At 71, Hamann is a burly, bearded driver of a pickup truck that sports a “Steve King for Congress” koozie on the dashboard and an “America, Love it or Leave” decal on the rear window.

King, he said, is determined to halt unauthorized immigration.

“When you’re country is being invaded, you stop it with military power, and we’re not doing that,” Hamann warned.

King repeatedly has caused uproars over his unfiltered remarks.

“White nationalist, white supremacist, Western civilization — how did that language become offensive?” King asked the New York Times in January.

In 2018 King spoke the “Great Replacement” — a white supremacist conspiracy theory — to an Austrian publication.
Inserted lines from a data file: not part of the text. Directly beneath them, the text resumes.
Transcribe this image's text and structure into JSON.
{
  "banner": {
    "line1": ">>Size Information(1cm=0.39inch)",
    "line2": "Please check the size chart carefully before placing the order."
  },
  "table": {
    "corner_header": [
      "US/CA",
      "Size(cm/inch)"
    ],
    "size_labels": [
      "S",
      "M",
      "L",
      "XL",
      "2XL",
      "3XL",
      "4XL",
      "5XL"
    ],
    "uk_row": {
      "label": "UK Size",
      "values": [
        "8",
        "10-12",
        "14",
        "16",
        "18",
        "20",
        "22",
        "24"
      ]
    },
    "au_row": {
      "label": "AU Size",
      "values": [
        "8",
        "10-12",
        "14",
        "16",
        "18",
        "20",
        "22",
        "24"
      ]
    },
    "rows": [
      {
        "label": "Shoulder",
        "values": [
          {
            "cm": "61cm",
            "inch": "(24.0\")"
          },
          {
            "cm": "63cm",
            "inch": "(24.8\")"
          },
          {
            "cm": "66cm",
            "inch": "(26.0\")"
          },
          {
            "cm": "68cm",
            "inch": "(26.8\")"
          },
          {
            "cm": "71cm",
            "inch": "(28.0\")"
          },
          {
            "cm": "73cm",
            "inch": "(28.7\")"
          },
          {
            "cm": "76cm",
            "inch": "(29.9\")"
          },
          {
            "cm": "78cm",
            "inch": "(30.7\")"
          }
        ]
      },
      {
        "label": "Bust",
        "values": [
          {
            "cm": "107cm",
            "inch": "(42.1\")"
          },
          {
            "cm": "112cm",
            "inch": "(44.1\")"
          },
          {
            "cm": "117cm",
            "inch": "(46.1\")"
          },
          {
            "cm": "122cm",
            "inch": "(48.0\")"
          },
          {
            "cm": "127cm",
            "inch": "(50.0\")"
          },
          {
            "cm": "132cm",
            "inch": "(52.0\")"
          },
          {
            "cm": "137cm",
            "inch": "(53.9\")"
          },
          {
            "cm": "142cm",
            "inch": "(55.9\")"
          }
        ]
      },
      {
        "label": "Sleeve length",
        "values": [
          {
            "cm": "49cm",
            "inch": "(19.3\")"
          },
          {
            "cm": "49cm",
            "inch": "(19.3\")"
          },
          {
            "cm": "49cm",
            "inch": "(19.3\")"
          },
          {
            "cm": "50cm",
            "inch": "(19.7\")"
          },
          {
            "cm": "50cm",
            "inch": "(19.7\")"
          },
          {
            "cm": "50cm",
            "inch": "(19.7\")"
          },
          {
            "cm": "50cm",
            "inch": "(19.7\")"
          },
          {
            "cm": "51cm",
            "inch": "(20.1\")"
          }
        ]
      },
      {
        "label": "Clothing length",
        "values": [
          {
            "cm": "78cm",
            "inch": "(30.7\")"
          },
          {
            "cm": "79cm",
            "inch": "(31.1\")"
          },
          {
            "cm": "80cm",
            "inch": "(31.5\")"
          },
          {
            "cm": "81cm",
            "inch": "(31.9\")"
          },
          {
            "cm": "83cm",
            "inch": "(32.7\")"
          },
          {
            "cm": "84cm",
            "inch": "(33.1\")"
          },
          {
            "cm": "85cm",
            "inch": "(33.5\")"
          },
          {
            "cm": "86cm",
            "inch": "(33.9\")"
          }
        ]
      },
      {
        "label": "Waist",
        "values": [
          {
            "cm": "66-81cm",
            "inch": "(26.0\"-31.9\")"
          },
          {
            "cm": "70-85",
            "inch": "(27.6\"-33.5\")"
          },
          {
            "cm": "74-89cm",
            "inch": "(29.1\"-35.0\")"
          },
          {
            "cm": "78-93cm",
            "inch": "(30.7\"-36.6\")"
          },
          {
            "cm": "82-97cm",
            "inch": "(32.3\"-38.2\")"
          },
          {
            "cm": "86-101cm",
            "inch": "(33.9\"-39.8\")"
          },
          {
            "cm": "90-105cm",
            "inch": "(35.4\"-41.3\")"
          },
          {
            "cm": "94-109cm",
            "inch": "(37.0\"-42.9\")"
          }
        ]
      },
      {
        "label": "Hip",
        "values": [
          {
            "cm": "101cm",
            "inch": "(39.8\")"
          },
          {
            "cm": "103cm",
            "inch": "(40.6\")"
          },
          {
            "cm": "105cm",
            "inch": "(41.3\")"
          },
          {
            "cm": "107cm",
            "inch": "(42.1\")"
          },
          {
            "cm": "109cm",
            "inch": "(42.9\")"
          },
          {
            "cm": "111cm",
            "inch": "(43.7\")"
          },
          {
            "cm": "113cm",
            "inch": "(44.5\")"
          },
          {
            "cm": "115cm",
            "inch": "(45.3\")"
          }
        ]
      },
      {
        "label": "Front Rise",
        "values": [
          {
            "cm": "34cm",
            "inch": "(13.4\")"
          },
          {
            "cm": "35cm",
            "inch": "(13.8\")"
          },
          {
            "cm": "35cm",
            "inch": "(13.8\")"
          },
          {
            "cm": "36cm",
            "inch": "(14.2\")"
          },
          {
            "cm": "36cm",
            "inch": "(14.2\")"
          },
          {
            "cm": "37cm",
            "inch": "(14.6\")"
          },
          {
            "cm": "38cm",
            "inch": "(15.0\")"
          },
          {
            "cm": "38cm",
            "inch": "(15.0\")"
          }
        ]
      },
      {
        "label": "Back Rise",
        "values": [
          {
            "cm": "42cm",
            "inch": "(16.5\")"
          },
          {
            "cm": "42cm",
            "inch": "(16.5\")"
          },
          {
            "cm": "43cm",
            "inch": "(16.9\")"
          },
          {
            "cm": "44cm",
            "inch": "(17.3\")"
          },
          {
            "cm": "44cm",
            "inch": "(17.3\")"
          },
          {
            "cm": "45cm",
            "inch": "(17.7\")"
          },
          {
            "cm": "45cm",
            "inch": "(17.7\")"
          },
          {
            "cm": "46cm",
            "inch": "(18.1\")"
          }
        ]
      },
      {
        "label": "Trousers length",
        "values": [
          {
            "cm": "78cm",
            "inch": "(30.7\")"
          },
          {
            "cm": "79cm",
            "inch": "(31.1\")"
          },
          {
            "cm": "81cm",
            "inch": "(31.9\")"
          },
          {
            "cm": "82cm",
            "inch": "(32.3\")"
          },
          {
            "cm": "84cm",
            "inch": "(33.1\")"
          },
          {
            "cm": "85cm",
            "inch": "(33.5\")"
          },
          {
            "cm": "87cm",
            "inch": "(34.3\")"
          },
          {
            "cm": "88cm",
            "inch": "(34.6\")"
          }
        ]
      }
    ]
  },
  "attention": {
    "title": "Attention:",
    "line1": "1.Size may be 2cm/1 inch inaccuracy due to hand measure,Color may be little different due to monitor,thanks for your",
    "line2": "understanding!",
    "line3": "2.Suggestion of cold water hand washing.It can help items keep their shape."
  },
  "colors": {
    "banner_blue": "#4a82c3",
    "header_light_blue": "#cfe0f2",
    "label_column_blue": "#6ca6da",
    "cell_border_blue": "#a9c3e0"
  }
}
Charlie MacNider, a retiree in the small town of Clear Lake who erected a Trump 2020 sign on his front gate, said he “reluctantly” supports King.
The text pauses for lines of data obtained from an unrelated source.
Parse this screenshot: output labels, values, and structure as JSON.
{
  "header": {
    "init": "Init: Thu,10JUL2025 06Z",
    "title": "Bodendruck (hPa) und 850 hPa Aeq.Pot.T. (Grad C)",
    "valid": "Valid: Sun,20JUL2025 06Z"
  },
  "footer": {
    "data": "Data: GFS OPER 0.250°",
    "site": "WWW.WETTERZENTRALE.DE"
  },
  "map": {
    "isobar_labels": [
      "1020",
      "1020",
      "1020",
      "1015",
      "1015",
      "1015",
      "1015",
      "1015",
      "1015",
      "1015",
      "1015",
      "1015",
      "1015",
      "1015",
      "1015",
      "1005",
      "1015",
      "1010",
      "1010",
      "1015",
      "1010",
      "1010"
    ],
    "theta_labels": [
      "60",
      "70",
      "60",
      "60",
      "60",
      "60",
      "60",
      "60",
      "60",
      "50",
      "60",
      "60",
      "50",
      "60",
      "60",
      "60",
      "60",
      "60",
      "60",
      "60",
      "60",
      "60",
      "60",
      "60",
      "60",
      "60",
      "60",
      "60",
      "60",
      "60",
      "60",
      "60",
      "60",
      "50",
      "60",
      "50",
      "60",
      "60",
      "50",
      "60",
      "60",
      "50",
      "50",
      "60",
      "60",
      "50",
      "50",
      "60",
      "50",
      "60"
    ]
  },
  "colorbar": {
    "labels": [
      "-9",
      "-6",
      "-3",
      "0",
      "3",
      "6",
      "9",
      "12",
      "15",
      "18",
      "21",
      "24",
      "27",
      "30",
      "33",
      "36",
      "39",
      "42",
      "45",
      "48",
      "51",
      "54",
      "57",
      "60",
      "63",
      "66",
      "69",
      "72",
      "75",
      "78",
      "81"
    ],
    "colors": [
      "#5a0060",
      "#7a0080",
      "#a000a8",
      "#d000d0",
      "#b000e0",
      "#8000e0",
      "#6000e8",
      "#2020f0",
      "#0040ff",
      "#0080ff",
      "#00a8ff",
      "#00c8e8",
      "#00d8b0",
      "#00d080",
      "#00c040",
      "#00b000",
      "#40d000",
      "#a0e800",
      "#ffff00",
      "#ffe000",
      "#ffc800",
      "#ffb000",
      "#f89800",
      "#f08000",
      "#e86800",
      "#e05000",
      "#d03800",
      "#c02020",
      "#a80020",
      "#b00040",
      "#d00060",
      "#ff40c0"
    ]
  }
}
“He says stupid things (and) shares with the president a tendency to say things that don’t come out correctly,” MacNider acknowledged.

But he refused to accept that Trump’s or King’s rhetoric is fueling white nationalism.

“And nationalist feelings are not necessarily a bad thing,” he said.

District 4 is wide-open farmland, with few major urban centers and a demographic even whiter than the already overwhelmingly white state of Iowa.

It’s usually a safe seat for the Republican who runs for Congress, especially an incumbent, said Professor Tim Hagle of the University of Iowa.

King’s controversy may reach a breaking point, Hagle added, but he stressed that Trump’s and King’s rhetoric was being viewed differently across the political spectrum.

“Democrats have a pretty clear view (that the rhetoric is racist), while Republicans have a different perspective,” said Hagle.

– ‘We expect to win’ –

With Iowa the first in the nation to vote in the presidential nominations process, the state is under a bright political spotlight.

On Friday night all eyes were on District 4, as 20 Democratic presidential candidates including frontrunner Joe Biden piled into Clear Lake for a Democratic dinner.

As each took the stage to make their case, their campaign volunteers put on fierce and vocal displays of dancing and cheering for hours outside the venue, half a block from MacNider’s Trump sign.

King appears to be under threat, perhaps as never before.

Last year Democrat JD Scholten came within three points of defeating him, in a district where Republican voters heavily outweigh Democrats. He’s challenging King again in 2020.

“Last time we hoped to win. This time we expect to win,” Scholten, 39, said.

“We have 16 months to change those minds.”

Before facing Scholten, King needs to survive a primary featuring three fellow Republicans including Jeremy Taylor, supervisor of Woodbury County.

Taylor, 41, said he does not believe King is openly racist, but that he has been “unguarded” on how he speaks about race and culture.

“I think that there are times that Steve King has not been careful, and has committed unforced errors, and by doing so that’s hurt the conservative cause,” Taylor said.

Some Trump supporters quietly acknowledge concern about King and the president’s racial rhetoric.

One woman who voted for Trump in 2016, who did not want to be identified discussing sensitive political issues, expressed worry that Trump’s ugly tweets may indeed give license to racist behavior or language.